The cyclical bull market that began in 2009 has not ended. Enjoy it while it lasts because the long-term secular bear market that began in 2000 has also not ended, cautions market timer Sy Harding, editor of Street Smart Report.

Secular markets are very long-term trends within which cyclical market moves take place. The last secular bull market ran for 18 years, from 1982 to the peak in 2000.

Within it, as is typical, periodic cyclical bear markets took place, including the 1987 crash, the 1991 bear market, and the 1998 mini-crash. In a secular bull market, cyclical bear markets are only temporary. The market recovers and climbs ever higher.

In a secular bear market, such as that of 1965-1982, periodic cyclical bull markets take place. Each one carries the market back up to its previous peak or above, convincing everyone that all is well again.

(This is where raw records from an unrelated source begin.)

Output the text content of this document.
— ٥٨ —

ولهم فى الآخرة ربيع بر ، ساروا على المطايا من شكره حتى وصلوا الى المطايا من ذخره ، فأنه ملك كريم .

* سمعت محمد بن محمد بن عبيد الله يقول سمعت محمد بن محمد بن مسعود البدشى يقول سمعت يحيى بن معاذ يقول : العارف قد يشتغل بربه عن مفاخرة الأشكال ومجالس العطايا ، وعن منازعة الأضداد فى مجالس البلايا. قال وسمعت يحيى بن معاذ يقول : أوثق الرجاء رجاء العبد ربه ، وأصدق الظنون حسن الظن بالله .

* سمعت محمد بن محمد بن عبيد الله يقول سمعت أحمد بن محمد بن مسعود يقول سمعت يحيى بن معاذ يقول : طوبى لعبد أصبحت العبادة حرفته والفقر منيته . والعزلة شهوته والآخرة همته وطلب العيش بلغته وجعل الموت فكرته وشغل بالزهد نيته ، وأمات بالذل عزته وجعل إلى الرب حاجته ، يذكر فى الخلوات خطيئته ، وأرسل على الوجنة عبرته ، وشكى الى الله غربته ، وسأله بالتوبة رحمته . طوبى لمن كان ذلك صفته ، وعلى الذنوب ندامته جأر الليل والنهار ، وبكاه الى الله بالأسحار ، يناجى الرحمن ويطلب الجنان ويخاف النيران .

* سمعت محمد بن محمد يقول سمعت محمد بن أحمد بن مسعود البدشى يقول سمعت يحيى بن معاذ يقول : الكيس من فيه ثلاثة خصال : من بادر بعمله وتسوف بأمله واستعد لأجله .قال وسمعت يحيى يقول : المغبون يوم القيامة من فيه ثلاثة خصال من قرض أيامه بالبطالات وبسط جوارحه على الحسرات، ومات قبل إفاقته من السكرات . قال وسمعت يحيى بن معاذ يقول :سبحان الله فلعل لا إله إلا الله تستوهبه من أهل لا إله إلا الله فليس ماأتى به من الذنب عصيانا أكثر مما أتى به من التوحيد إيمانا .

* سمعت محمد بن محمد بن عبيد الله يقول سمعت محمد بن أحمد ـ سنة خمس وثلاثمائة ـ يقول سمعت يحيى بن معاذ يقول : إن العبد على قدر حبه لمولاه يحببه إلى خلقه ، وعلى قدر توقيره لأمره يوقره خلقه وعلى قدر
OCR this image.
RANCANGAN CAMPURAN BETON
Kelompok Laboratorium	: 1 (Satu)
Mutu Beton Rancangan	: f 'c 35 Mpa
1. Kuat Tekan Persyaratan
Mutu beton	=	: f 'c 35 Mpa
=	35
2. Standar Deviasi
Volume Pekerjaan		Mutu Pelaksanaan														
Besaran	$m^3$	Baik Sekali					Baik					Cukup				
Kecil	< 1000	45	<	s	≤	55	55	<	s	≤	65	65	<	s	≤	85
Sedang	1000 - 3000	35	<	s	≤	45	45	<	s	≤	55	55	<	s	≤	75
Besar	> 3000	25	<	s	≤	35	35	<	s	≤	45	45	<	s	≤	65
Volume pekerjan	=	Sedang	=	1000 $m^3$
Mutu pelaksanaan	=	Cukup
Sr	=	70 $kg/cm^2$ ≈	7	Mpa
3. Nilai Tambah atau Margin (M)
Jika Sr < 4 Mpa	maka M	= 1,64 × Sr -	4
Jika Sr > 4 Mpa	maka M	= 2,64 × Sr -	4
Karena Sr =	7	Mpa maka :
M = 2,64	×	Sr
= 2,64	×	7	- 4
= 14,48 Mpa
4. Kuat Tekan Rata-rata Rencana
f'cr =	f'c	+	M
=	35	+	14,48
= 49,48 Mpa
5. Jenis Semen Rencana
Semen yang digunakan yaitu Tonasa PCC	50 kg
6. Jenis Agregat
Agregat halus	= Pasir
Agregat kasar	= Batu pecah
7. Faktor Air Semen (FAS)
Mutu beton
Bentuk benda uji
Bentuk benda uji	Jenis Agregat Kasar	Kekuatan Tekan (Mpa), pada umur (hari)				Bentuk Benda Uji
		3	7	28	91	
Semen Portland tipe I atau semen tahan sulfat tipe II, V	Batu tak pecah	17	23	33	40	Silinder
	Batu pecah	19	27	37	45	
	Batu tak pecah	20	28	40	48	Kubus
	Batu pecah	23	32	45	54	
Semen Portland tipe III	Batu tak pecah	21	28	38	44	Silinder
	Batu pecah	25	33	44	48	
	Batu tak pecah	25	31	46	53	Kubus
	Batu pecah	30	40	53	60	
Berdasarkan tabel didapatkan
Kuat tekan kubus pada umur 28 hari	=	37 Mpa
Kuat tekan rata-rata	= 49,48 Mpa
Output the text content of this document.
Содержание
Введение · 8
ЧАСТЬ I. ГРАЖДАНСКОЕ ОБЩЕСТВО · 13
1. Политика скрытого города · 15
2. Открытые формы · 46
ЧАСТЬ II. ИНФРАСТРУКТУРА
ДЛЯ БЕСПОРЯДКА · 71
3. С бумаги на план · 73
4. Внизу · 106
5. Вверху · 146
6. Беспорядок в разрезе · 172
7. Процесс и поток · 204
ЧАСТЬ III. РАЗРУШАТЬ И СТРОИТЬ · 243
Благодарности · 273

However, another cyclical bear market soon takes place, taking the gains away, and the market returns to its long-term sideways secular bear market.

With the cyclical bull market that began in 2009 having taken the market back up to its previous peaks and then to new record highs, many believe that means the secular bear market that began in 2000 is over, that we are now in the next long-term secular bull market.

Why do we know that the secular bear market is not over? On the historic side, the secular bear markets of the last 120 years lasted an average of 17 years.

Does the fact that the current cyclical bull market has broken out to higher highs indicate that this secular bear market ended in 2009, only nine years after it began in 2000?

To believe that it is already over, we would first have to believe the two recessions and two cyclical bear markets between 2000 and 2009 took care of all the previous excesses, that there are no serious leftover economic problems left.

We know that it took 17 years of repeated cyclical bear markets in previous problem periods, like during the secular bear markets of 1901-1921, 1929-1949, and 1965-1982, before all the excesses of the previous good times were worked out of the system and the economy and surrounding conditions were returned to normal. 

Even more dubious, we would have to believe that the government’s massive efforts to rescue the economy from the 2008 meltdown did not create additional excesses and abnormalities.

Yet we know, for example, that among other distortions, the easy money policies and rescue efforts created a massive debt bubble. Federal debt is at all-time record levels.

And thanks to its massive QE programs, the Federal Reserve itself has more than five times the normal amount of assets and liabilities on its balance sheet, now at $4.4 trillion.

Then we need to realize the basic problems that created the 2008 crisis, excessive greed and risk-taking by major ‘too big to fail’ banks and financial institutions, have certainly not been corrected. That will apparently take yet another scare.

Congressional investigations after the 2008 crisis led to serious proposals to bring financial institutions under control. However, financial institutions knew from experience over many decades that investors have short memories.

So here we are, still waiting for financial reforms. The promising Dodd-Frank reform act was significantly watered down before finally being signed into law in July 2010.

Furthermore, a number of its most important aspects have yet to be implemented. And in the final hours of its budget battle, Congress added a rider to the budget bill which eliminates derivatives restrictions.

There were already enough problems and excesses, particularly related to the debt bubble, to ensure that the secular bear market that began in 2000 still has more downturns ahead before its work is done.

The actions of regulators and Congress, delaying action, or restoring the tools for major financial institutions to wreak their havoc again, virtually guarantee that to be so. Yet another scare will be needed to hopefully bring those needed reforms.

Enjoy the cyclical bull market as long as it lasts. But don’t become confident and complacent as in 2000 and 2007, convinced that all is well again. The secular bear has not ended yet.